Allow me to talk briefly about Sunday's Vasaloppet for those who are not familiar with the sports' history.
Back in the days there were three, four big races.
Norway:Holmenkollen (XC since 1900)
Finland: Lahti (since 1923) also known as Lahti Ski Games)
Sweden: Vasaloppet (since 1922, televised since 1966) and/or Svenska Skidspelen, english: Swedish Ski Games (from 1947 but not always in Falun).
If you don't count Worlds or Olympics then these are then only races with history, prestige, media coverage and and reoccurring venue (-1p for Svenska Skidspelen) enough to be called classics.
Major changes to the races:
Holmenkollen: Shorter and shorter rounds, from interval to masstart, alternating between skate and classic.
Lahti: If don't misremember it has been both 30 and 50km historically, nowadays it is skiathlon.
Svenska Skidspelen: changing venues, from the start 30km, now it is a mini-tour.
Vasaloppet: Pretty much the same tracks as in year 1922, classic mandatory.
If I would "translate" it to cycling races, for fun, at least how they used to be:
Holmenkollen: LBL (the oldest, also much climbing)
Lahti: RvV (the course used to have very steep but short climbs)

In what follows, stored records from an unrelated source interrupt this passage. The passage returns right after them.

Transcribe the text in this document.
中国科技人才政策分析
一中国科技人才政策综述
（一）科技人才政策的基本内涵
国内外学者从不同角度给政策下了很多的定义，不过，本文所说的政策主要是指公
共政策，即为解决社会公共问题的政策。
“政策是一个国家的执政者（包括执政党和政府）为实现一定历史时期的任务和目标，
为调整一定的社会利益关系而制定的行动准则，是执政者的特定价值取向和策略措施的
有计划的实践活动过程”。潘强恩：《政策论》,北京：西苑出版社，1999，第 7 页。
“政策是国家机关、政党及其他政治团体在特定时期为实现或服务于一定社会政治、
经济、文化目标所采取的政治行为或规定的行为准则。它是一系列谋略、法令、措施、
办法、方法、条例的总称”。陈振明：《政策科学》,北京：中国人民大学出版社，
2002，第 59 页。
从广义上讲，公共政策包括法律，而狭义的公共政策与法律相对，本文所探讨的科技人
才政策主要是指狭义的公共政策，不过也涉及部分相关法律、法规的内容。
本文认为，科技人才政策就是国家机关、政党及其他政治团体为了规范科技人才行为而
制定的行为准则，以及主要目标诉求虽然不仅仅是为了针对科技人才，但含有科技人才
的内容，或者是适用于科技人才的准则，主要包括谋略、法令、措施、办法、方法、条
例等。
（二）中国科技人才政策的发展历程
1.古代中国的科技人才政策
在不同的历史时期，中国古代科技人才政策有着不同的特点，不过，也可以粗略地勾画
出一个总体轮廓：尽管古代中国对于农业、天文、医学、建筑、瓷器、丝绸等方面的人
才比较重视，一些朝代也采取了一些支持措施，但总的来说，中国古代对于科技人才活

Vasaloppet: MSR (length, some strategical climbs)
Sv. Skidspelen: Fléche Wallonne maybe? I don't know
(A precursor to the Swedish Ski Games can be said to be the Nordic Ski Games, first held 1901 in Stockholm, so between 1901-1922 Holmenkollen and the Nordic Ski Games were the only two really "international" competitions.)
There were some other fun historical races, maybe I will write some about them. And the history of skiing in Russia I know almost nothing about.